En 1977, des chercheurs ont injecté un antagoniste du GABA dans la partie latérale de l'hypothalamus de rats, donc une substance qui inhibe l'action du GABA (17). Comme on pouvait s'y attendre, les rats se sont mis à manger davantage. Cela ne se produisait d'ailleurs pas lorsque l'injection était réalisée dans une autre partie de l'hypothalamus, comme la partie "périventriculaire", ce qui confirme l'action locale spécifique dans la partie latérale (18).

Le GABA limiterait surtout les crises alimentaires nocturnes et la faim due à un déficit nutritionnel (1). Les niveaux de glutamate augmentent au début d'un repas (premier tiers du repas) pour vous faire manger, puis diminuent ensuite jusqu'en dessous des valeurs basales vers la fin du repas. Le GABA augmente lui aussi dès le début du repas, mais continue d'augmenter et atteint justement son pic dans le dernier tiers du repas (19). En termes simples, on peut dire que le glutamate vous fait commencer à manger et que le GABA vous fait arrêter.

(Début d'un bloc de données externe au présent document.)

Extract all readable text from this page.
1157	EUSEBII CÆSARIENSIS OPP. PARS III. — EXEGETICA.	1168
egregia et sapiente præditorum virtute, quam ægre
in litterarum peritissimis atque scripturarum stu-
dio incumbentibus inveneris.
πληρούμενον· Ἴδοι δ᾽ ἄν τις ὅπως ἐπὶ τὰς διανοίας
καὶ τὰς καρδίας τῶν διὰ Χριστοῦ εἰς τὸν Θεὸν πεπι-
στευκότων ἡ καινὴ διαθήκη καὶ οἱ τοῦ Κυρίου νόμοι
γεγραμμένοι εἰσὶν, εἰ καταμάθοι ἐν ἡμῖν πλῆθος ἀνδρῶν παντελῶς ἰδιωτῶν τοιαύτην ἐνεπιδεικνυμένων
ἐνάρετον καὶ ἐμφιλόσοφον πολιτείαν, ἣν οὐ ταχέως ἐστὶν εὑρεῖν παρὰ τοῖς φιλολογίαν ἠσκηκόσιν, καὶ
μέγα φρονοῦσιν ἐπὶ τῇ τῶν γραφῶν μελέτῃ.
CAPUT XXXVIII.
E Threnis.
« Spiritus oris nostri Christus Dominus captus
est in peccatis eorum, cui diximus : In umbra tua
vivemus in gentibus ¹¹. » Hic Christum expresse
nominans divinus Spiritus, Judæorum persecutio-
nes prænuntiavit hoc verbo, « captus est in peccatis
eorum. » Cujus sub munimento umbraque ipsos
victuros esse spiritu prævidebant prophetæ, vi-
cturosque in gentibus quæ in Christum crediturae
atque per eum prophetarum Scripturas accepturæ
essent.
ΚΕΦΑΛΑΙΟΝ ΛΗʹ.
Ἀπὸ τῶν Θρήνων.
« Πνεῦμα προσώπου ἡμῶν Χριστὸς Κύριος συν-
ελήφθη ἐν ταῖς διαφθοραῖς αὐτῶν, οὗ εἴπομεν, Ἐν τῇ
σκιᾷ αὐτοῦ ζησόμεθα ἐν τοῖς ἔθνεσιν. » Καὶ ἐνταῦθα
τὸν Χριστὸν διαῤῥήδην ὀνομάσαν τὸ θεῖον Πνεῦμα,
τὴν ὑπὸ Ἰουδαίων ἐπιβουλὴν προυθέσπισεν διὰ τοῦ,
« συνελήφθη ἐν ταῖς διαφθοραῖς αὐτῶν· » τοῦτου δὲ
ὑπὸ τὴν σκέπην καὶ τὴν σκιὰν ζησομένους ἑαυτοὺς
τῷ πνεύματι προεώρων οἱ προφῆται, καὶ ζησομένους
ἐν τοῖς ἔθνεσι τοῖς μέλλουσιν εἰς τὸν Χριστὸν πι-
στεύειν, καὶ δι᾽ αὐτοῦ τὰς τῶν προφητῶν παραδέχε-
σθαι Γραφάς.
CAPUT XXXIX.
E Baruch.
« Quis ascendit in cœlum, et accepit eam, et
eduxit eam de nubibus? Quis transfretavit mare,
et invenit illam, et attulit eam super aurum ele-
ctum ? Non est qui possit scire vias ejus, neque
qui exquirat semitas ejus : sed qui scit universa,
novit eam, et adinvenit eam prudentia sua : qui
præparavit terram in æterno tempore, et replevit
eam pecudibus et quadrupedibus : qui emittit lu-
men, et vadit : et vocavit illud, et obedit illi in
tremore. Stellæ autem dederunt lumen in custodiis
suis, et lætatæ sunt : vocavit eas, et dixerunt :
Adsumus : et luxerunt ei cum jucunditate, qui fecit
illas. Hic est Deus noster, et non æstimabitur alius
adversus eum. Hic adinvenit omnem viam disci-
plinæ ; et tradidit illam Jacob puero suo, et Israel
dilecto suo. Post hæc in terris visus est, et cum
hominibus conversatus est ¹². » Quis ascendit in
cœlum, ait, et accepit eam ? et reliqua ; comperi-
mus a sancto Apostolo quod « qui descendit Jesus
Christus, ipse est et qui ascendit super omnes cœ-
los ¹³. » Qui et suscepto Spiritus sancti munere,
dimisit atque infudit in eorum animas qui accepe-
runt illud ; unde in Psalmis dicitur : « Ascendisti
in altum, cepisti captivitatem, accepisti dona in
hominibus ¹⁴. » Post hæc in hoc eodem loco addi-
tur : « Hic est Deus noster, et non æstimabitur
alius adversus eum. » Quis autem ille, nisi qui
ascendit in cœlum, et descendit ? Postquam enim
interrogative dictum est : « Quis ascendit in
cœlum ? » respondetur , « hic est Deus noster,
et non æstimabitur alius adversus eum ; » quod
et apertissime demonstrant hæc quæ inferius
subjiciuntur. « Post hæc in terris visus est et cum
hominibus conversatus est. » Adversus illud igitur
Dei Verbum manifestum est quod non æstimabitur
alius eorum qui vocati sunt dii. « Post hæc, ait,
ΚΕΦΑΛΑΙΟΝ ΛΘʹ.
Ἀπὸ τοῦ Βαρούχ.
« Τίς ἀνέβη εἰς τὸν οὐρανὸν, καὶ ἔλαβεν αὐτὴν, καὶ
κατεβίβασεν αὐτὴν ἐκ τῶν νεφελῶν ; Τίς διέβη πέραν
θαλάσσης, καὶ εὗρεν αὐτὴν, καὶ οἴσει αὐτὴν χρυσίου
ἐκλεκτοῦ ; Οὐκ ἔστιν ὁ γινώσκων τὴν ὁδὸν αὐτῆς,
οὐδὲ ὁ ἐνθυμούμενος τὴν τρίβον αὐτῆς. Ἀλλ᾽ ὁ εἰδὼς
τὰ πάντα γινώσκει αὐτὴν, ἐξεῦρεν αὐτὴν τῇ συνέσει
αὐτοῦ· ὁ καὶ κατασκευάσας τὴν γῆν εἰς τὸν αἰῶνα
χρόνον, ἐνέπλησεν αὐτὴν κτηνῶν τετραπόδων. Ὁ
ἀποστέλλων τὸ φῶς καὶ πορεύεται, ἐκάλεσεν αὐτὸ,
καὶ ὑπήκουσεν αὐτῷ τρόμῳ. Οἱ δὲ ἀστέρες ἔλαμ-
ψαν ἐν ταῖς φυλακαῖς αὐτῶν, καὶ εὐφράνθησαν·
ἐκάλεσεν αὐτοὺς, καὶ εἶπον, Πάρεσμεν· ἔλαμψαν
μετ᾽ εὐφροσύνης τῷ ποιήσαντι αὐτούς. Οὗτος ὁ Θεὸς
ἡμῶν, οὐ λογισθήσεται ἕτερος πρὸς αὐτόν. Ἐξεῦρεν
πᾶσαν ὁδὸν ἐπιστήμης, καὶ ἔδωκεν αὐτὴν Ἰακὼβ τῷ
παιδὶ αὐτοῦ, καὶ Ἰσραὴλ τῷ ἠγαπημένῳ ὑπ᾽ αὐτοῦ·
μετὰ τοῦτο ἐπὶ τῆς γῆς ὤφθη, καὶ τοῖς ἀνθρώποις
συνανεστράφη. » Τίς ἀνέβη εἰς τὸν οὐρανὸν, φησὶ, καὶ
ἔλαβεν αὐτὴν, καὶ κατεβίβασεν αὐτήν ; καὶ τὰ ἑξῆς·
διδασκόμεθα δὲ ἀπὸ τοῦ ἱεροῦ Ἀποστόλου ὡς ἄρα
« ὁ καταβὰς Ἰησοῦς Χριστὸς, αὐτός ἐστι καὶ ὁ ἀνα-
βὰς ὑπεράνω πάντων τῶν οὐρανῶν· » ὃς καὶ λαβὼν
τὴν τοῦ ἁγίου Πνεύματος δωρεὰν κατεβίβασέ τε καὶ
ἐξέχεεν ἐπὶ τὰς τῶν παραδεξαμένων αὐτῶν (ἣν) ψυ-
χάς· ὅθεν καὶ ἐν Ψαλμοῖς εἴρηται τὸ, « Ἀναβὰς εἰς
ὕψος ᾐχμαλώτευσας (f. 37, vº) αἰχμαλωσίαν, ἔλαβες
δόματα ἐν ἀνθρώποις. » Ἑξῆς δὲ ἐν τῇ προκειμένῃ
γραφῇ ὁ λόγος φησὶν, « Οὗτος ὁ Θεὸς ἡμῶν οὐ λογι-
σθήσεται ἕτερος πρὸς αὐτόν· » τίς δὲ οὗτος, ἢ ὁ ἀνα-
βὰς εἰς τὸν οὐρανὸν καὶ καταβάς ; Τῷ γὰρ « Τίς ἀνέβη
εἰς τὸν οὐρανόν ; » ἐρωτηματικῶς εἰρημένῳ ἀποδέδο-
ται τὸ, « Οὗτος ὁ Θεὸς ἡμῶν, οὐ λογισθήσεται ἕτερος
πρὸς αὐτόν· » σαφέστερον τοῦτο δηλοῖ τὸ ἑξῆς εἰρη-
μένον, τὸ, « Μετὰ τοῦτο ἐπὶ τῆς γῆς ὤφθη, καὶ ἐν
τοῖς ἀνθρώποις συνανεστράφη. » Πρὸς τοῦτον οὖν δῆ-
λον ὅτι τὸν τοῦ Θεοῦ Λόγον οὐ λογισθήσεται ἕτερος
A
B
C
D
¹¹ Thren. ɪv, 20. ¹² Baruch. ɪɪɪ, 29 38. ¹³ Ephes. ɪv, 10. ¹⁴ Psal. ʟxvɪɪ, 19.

Le GABA pour réduire l'appétit

Une remarque importante ici est qu'aucune des études citées n'a utilisé de GABA. À la place, des agonistes et des antagonistes des récepteurs du glutamate et du GABA ont été utilisés. Ce sont des substances qui font en sorte que le corps montre une réaction renforcée (agoniste) ou au contraire diminuée (antagoniste) à l'action du glutamate et du GABA. Il n'a donc pas été utilisé de GABA lui-même pour démontrer une action renforcée du GABA, mais des médicaments qui produisent cet effet.

Même si le GABA a une telle fonction dans l'organisme, cela ne signifie pas automatiquement que la prise orale de GABA renforce cet effet. Il n'est donc pas démontré que la prise de GABA puisse produire le même effet de réduction de l'appétit.

Conclusion

Avoir moins faim lorsque l'on suit un régime rend naturellement plus facile le fait de tenir ce régime. Il est donc simplement plus facile de manger moins. À cet égard, le GABA peut aider à perdre du poids. Son fonctionnement est toutefois très différent de celui des fatburners comme le thé vert et la caféine, qui augmentent notamment la dépense après un repas et font que l'on prend moins de poids (ou que l'on en perd davantage) avec la même quantité de nourriture. En outre, la question reste de savoir si l'on peut renforcer cet effet du GABA dans l'organisme en prenant du GABA.